Recently, at the 2020 AWS re: Invent summit, AWS released the fully hosted operation service Amazon DevOps Guru. Using machine learning technology, this service can help developers improve application availability by automatically detecting operational problems and recommending remedial measures.
In order to get rid of the limitations of local deployment and expand business operations globally, more and more organizations begin to turn to cloud based application deployment and micro service architecture, which also leads to more and more decentralized applications to meet customer needs. Developers need more automated ways to maintain application availability and reduce the time and effort spent on detecting, debugging and solving operational problems. Application downtime events caused by wrong code or configuration changes, unbalanced container clusters or exhaustion of CPU, memory, disk and other resources will inevitably lead to bad customer experience and loss of revenue.
Enterprises need to spend a lot of money and time to deploy multiple monitoring tools, which are usually managed separately, and custom alerts must be developed and maintained for common problems such as load balancer errors or decreased application request rate. For enterprises that want to set thresholds to identify and warn abnormal conditions of application resources, it is not only difficult to set accurate thresholds, which involves many manual operations, but also requires that the thresholds must be constantly updated with changes in application usage (for example, a large number of requests are suddenly added during the holiday shopping season).
If the threshold is set too high, developers cannot receive alerts until operational performance has been severely compromised. When the threshold is set too low, developers may get too many false alerts and eventually ignore them. Even if developers have had the awareness to potential operational problems, it is still difficult to find and identify the root cause of the problem. With existing tools, it is often difficult for developers to identify the root cause of the problem from graphics and alerts, and even if the root cause is found, it can’t be solved in most cases. Each troubleshooting is a cold start, and the team must spend hours or days identifying problems. This work is time-consuming and cumbersome, which consume more time to solve operational faults and may prolong the interruption time of the application.
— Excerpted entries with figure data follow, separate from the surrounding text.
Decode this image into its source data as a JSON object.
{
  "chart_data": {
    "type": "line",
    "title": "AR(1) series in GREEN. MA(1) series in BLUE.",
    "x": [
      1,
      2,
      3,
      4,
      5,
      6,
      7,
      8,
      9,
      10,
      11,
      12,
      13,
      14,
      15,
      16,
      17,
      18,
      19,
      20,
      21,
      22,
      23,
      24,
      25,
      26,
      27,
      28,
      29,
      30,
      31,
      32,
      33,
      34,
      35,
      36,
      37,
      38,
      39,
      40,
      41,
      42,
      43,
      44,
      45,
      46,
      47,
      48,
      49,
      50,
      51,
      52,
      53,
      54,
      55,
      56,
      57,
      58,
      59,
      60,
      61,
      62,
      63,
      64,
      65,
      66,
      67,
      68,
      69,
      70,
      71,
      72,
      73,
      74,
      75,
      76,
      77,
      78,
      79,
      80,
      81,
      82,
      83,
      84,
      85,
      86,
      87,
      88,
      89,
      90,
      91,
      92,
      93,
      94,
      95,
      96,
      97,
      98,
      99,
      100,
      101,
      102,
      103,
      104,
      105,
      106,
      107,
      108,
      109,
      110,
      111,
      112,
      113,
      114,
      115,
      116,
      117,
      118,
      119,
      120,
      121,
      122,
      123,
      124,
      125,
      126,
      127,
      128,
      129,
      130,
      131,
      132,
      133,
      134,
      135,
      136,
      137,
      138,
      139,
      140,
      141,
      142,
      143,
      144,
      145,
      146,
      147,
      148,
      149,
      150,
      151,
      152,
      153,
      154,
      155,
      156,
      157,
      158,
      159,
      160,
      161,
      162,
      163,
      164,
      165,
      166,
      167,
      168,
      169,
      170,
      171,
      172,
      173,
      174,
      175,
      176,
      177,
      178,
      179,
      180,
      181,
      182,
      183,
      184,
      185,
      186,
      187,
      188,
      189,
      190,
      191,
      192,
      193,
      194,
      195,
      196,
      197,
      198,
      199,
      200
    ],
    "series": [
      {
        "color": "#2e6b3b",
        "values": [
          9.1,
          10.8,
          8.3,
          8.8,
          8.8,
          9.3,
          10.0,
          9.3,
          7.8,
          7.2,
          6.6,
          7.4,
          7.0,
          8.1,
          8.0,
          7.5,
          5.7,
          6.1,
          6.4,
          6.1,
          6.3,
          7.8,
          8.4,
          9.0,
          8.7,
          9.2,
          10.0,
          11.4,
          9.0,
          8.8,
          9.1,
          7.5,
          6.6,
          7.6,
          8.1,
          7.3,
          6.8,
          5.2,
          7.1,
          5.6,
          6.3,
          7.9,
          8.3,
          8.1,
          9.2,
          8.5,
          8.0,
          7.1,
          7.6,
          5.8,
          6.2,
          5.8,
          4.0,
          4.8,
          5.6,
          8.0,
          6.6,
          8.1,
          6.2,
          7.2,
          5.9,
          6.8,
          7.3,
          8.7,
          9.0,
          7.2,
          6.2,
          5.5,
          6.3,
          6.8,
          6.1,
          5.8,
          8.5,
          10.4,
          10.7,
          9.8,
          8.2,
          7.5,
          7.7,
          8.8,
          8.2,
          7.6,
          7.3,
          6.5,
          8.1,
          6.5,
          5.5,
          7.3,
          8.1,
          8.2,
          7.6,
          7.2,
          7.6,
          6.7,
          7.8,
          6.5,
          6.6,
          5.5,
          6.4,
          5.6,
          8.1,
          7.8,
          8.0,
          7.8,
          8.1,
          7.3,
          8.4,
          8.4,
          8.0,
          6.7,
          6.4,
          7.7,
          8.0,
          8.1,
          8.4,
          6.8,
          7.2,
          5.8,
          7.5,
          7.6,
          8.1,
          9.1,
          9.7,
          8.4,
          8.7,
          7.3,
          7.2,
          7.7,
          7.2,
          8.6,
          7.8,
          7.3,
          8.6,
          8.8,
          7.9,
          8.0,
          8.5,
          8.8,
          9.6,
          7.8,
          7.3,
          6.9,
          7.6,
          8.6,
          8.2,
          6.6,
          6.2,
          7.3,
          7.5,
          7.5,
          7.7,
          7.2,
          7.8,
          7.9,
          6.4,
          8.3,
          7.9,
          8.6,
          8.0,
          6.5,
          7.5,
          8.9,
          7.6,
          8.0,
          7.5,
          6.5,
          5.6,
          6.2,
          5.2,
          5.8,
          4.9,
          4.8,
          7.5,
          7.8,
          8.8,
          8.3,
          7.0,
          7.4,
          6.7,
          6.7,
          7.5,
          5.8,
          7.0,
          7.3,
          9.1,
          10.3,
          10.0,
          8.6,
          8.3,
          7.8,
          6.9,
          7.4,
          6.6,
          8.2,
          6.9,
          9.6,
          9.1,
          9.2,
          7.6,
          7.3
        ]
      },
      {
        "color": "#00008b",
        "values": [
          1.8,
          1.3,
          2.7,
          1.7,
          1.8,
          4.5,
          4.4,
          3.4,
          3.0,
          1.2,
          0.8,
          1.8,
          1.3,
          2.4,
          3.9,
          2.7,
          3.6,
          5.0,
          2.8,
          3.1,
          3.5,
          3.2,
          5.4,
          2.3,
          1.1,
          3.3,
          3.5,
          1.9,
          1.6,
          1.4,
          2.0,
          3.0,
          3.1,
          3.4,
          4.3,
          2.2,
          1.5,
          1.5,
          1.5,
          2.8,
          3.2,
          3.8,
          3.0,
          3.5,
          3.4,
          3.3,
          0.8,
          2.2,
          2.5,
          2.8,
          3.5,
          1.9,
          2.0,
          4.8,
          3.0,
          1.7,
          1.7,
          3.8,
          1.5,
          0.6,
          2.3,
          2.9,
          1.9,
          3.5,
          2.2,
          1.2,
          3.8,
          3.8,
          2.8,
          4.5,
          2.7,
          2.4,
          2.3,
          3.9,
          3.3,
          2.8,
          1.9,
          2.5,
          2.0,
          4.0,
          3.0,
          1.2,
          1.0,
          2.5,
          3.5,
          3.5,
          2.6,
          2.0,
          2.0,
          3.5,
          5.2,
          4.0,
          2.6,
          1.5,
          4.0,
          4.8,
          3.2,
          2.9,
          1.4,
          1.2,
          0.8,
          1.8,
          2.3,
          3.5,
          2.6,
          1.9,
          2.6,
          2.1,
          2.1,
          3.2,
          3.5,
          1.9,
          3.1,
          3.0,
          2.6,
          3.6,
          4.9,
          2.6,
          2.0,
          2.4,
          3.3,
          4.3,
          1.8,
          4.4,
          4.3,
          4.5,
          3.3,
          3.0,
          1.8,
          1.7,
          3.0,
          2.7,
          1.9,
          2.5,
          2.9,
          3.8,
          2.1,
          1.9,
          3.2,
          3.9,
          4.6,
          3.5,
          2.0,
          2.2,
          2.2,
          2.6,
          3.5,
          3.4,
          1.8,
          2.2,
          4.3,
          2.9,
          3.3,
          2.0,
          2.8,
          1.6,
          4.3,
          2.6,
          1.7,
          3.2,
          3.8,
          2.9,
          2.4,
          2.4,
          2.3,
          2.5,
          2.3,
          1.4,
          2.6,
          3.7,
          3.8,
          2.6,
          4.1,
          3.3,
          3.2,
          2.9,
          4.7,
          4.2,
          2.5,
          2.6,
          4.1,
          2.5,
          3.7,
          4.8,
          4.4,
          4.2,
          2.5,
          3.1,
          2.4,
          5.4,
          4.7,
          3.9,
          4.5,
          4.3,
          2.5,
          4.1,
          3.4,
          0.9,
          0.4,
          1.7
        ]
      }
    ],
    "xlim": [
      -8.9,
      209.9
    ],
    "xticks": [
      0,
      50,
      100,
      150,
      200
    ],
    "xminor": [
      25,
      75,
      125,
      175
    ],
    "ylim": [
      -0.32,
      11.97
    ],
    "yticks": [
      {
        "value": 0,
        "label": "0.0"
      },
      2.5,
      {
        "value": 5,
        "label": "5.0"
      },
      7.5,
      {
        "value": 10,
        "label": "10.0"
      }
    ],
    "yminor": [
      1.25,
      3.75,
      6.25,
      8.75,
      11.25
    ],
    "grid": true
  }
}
Amazon DevOps(view spoto) Guru applies the machine learning technology that has supported Amazon and AWS for many years to automatically collect and analyze data such as application indicators, logs, events and traces to identify behaviors that deviate from the normal operation mode (for example, insufficient computing power configuration, excessive database I/O usage, memory leakage, etc.).
Developers can automatically extract and analyze the historical application and infrastructure indicators such as latency, error rate and request rate of all resources with a few clicks in the Amazon DevOps Guru console to establish an operational baseline. Then it can start to identify deviations from the established baseline through the machine learning model ahead of time. Amazon DevOps Guru enables customers to visualize their operation data through one console by summarizing relevant data from multiple sources such as AWS CloudTrail, Amazon CloudWatch, AWS Config, AWS CloudFormation, AWS X-Ray, reducing the need to switch between multiple tools.
When Amazon DevOps Guru identifies abnormal application behavior that may lead to service interruption (e.g., increased latency, error rate, resource limit, etc.), it will send details of the problem to developers (e.g., resources involved, problem schedule, related events, etc.). Customers can also view relevant operational events and data in the Amazon DevOps Guru console to obtain operational insights and receive alerts through Amazon SNS. Through partner integration services such as Atlassian Opsgenie and PagerDuty, developers can quickly understand the potential impact and possible causes of the problem and put forward specific repair suggestions.
In addition, Amazon DevOps Guru supports API terminal nodes through the AWS SDK, enabling partners and customers to easily integrate Amazon DevOps Guru into their existing solutions to submit fault tickets, classify and automatically notify engineers of high severity problems.
Therefore, developers can use Amazon DevOps Guru’s repair suggestions to reduce time of solving problems and improve the availability and reliability of applications without manual setting or machine learning expertise.
It is reported that Amazon DevOps Guru has no upfront cost or commitment, and customers only need to pay for the data analyzed by Amazon DevOps Guru.